Dr. Farrah was not selling her concoction specifically as a cure for cancer; she was prescribing food and vitamins to her cancer patients who assert they were cured. Any part of the plant is considered herbs and is classified as food. As a licensed medical doctor, necessarily Dr. Farrah was doing perfectly legal. In fact and in law, giving food or vitamins is a religious undertaking. Therefore, it doesn’t need for the FDA to take inordinate delay in granting registration permit to Dr. Farrah for her Boston C and Vitamin C. Worst, without formal resolution of denial or approval of her application for registration, the FDA conducted a raid and close her Cancer Center for patients seeking to avail of her concoction from different herbs.
If the FDA Officials kept their intransigent stand and not rectify their action in the Dr. Farrah case soonest, they should have seen themselves holding a two-edged sword when they applied the law with an evil eye and unequal hand. The FDA officials certainly hurt and besmirch Dr. Farrah’s reputation, which reputation is like a plant of tender growth and its bloom once lost cannot easily be restored. But the FDA was the one hurt itself most. Good ends do not justify foul means. But what the FDA did was worse because their purpose of the raid was concocted and the means was exaggerated, overacting and beyond measure.
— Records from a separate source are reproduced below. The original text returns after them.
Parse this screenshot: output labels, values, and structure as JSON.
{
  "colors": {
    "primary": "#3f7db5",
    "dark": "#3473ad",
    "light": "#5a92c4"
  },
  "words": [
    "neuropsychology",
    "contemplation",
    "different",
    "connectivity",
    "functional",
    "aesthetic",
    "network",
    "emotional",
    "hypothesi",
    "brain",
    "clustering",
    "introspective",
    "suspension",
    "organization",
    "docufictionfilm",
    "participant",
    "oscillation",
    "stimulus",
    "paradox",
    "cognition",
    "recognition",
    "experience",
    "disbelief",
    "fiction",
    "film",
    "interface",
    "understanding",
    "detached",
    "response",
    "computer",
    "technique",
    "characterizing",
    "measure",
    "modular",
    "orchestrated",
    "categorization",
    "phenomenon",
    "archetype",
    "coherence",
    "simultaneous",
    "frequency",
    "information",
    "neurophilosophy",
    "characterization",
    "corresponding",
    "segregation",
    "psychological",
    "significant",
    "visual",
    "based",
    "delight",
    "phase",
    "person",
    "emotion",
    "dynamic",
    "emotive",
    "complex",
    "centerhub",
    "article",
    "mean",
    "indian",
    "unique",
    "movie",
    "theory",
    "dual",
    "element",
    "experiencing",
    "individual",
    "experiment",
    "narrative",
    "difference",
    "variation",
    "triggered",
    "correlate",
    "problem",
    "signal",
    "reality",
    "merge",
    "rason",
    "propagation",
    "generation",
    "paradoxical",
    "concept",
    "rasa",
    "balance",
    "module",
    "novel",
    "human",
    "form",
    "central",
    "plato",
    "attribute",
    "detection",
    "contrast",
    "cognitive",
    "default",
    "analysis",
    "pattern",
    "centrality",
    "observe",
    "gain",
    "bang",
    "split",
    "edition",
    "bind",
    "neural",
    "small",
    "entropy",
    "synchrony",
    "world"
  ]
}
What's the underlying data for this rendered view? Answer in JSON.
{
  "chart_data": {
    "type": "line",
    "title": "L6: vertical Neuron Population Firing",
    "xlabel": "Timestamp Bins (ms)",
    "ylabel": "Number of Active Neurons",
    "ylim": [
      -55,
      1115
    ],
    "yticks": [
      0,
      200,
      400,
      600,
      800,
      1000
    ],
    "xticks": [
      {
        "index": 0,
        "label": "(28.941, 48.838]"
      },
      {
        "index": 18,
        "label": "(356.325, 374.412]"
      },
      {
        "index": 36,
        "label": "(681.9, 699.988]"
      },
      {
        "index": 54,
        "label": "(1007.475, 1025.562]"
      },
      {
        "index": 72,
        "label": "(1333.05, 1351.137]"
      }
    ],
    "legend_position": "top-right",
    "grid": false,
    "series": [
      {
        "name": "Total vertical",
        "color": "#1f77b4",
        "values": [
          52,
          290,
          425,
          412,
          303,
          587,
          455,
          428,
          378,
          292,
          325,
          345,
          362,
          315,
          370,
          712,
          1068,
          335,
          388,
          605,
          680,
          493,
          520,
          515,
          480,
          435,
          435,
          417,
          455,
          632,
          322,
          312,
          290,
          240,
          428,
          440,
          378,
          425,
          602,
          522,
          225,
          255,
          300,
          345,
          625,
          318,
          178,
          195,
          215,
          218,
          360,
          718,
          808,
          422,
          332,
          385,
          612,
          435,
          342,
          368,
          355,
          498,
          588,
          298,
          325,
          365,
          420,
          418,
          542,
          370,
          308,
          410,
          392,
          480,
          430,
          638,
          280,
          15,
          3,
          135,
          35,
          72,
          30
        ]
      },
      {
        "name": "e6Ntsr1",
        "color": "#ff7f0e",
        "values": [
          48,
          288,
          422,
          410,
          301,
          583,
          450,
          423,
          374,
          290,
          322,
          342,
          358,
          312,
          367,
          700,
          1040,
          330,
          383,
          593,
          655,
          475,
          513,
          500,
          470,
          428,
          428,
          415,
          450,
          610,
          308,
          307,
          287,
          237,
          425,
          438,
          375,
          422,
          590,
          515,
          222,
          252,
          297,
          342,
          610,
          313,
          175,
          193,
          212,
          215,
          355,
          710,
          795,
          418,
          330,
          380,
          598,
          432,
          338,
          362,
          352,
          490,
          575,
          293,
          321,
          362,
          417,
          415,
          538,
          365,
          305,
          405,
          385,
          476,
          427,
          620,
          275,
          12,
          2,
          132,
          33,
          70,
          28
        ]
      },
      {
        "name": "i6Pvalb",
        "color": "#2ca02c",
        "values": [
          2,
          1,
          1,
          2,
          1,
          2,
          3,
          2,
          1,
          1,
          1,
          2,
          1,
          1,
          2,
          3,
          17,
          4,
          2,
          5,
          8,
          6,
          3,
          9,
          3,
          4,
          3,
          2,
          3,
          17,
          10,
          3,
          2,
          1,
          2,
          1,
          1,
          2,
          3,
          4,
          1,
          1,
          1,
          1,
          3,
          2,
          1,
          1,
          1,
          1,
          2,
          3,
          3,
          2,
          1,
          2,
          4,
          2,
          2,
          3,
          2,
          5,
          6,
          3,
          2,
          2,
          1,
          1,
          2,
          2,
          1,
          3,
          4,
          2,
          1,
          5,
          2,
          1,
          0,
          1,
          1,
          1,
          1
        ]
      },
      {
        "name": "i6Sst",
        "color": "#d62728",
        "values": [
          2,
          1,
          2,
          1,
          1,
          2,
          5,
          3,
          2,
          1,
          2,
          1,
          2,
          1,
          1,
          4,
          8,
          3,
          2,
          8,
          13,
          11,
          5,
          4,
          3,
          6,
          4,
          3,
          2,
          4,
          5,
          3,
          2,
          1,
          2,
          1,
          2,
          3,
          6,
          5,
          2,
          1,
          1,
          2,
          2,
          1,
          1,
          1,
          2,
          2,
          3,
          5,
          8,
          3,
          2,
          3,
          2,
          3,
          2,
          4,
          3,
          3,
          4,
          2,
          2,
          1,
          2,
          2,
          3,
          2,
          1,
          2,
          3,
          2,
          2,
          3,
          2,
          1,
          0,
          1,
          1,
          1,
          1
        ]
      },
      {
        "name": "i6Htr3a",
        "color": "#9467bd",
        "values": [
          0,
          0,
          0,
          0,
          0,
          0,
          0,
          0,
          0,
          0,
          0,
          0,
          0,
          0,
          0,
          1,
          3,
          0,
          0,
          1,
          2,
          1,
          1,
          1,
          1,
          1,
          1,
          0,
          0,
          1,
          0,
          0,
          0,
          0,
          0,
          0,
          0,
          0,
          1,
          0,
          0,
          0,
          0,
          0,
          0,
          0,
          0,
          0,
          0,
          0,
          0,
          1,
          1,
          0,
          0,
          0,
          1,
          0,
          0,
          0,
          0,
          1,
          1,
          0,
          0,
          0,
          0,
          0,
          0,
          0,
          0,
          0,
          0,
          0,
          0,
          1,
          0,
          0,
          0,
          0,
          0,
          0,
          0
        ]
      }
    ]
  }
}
The message that leaps to the eye is that as between the FDA whose reputation on corruption is highly pronounced, and its tardiness and inefficiency reclines far, far away from the standard, its credibility can be measured by a handful of sand as against Dr. Farrah with a renowned reputation as the savior of the poor and the downtrodden, the credibility is measured as vast as the sea, how can the FDA be believed.
Pertinently, when you’ve done something wrong, do not play hard to get and hesitate because the accusing fingers are all pointing at you. Admit it and be sorry. No one in history has ever choked to death from swallowing his pride.
In a long line of cases too numerous to mention, it's been said: the Material loss can be repaired or adequately compensated. But the debasement of the human being - broken in morale and brutalized in spirit — can never be fully evaluated in monetary terms. The wounds fester and the scars remain to humiliate him to his dying day, even as he cries in anguish for retribution, denial of which is like rubbing salt on bruised tissues."